Il résultera de la composition pénale une amélioration qualitative, qui mérite d'être soulignée et qui est l'aspect le plus intéressant de ce texte, à savoir que l'on va passer, dans un certain nombre de cas, d'une situation dans laquelle les prévenus, les délinquants nient systématiquement - même quand ils savent qu'ils ont l'évidence contre eux, parce que c'est le jeu - à une situation dans laquelle ils reconnaissent les faits.
En tant qu'avocat, je me souviens très bien la façon dont les choses se passent. J'ai assez pratiqué ! Les délinquants nient toujours, car il ne faut jamais reconnaître sa faute. De ce fait, on entre dans un processus factice et artificieux, celui qui nie sachant parfaitement qu'il sera reconnu coupable et l'avocat fondant sa plaidoirie sur le fait que, si son client n'était pas considéré comme étant coupable, il n'aurait rien à dire, et qu'il doit donc poser comme hypothèse qu'il est considéré comme coupable et expliquer qu'il a des quantités de bonnes excuses !
Nous allons donc vers plus de dignité. En effet, au cours d'un entretien avec le procureur, la personne qui reconnaît avoir fait telle bêtise espère très légitimement retirer de cette reconnaissance une réduction de sa pénalité, voire éviter la prison et est amenée à réfléchir sur la situation de la victime et le moyen d'apporter réparation.
Ce nouveau processus ne constitue-t-il pas un très grand progrès psychologique pour notre justice pénale par rapport à ce système d'affrontement avec négation des uns et affirmation des autres ?
Je ferai la comparaison avec ce qu'on dit aux enfants : une faute avouée est à moitié pardonnée. C'est au fond dans la ligne de cette vieille philosophie que se situe notre composition pénale, « votre » composition pénale plutôt, puisque c'est vous qui en avez pris l'initiative.
Nous espérons qu'elle introduira dans tout notre système pénal une sorte de démarche de plaidé coupable, que nous connaissons dans le droit anglo-saxon. Nous n'avons pas du tout envie d'en arriver au plea bargaining des Américains, avec ce que cette notion même de « marchandage » contient de choquant pour notre sensibilité.
Tirer profit de ce que peut être la reconnaissance de la délinquance, de ce qui l'accompagne et de ses suites est une voie dans laquelle il est grand temps d'entrer et qui, me semble-t-il, correspond mieux que le système purement répressif du passé à l'état de la conscience moderne.
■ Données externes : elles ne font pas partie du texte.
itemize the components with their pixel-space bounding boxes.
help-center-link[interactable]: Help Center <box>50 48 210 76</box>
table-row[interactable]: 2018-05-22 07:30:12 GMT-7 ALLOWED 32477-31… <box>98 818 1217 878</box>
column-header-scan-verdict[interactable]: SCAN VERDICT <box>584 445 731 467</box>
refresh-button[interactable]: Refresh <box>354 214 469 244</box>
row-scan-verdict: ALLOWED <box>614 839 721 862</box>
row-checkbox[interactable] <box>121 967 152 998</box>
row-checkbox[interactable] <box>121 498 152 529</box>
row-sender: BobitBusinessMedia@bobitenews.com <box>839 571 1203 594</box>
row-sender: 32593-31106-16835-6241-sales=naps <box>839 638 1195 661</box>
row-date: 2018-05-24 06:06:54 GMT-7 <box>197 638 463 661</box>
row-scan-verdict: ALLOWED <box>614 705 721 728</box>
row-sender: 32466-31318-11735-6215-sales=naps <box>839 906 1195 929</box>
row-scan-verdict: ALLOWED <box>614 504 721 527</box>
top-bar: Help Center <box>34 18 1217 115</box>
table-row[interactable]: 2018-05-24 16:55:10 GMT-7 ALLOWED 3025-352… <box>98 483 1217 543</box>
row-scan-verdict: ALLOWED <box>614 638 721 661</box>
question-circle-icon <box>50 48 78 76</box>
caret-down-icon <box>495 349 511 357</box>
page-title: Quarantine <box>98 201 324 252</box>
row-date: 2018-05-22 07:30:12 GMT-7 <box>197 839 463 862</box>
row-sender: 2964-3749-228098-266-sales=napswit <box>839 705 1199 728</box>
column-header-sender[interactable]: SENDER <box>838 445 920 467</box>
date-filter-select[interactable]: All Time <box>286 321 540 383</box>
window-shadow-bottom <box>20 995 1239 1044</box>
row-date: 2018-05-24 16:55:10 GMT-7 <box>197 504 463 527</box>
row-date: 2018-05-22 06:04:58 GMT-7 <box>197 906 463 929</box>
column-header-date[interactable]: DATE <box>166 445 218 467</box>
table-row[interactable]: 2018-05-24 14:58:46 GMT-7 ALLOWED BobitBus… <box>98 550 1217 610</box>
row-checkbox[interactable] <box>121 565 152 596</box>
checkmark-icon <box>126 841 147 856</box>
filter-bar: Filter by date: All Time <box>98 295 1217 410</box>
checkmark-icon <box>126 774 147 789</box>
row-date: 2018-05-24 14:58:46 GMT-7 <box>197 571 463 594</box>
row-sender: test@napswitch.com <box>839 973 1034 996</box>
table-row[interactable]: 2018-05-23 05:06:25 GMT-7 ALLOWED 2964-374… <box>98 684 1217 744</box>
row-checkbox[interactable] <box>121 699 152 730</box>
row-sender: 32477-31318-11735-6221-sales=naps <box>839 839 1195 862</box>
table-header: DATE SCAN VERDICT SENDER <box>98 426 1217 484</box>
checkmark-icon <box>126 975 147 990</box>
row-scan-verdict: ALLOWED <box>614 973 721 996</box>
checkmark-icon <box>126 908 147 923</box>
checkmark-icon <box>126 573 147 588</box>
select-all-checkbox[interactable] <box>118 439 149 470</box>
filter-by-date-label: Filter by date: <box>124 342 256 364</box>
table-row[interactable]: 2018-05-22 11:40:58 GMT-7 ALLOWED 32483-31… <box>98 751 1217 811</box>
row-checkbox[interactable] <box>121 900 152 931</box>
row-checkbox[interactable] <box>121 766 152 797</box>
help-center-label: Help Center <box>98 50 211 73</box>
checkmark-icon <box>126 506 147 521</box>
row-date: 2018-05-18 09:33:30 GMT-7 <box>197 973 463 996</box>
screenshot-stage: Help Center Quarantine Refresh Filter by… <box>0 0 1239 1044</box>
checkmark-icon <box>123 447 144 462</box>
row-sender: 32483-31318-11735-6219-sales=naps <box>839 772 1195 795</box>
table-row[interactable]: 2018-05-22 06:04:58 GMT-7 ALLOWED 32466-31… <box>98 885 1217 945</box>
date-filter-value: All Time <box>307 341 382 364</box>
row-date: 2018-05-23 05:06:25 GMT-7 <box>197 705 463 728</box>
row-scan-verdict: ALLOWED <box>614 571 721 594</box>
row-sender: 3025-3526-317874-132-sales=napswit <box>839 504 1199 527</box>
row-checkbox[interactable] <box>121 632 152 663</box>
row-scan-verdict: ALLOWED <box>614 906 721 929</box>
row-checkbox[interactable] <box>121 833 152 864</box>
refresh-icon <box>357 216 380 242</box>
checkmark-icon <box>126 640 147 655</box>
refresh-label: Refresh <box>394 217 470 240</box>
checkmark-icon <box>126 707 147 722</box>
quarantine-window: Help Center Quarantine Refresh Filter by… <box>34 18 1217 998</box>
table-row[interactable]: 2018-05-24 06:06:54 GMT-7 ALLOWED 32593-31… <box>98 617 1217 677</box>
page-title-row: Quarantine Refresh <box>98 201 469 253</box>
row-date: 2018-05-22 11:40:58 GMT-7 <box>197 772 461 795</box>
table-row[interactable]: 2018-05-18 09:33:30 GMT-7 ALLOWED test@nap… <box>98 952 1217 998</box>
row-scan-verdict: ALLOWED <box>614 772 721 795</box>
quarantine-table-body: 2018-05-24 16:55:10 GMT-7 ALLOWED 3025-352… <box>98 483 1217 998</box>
C'est donc d'une manière très délibérée que nous souhaitons entrer dans cette voie.
Cela nous a conduits à approuver les extensions apportées au champ de la composition par l'Assemblée nationale sur la détention et le port d'armes ainsi que sur l'usage des stupéfiants, qui n'est pas poursuivi de manière habituelle.
Nous nous sommes également interrogés sur la possibilité d'une extension supplémentaire, car nous pensons qu'il en sera dans ce domaine comme pour le juge unique, dont le champ d'action a été petit à petit étendu. On a commencé par le faire pour très peu de cas, puis le nombre de cas a augmenté à plusieurs reprises. Je ne me risquerai pas à être trop affirmatif en avançant un chiffre, car il y a des spécialistes qui connaissent ces choses-là beaucoup mieux que moi.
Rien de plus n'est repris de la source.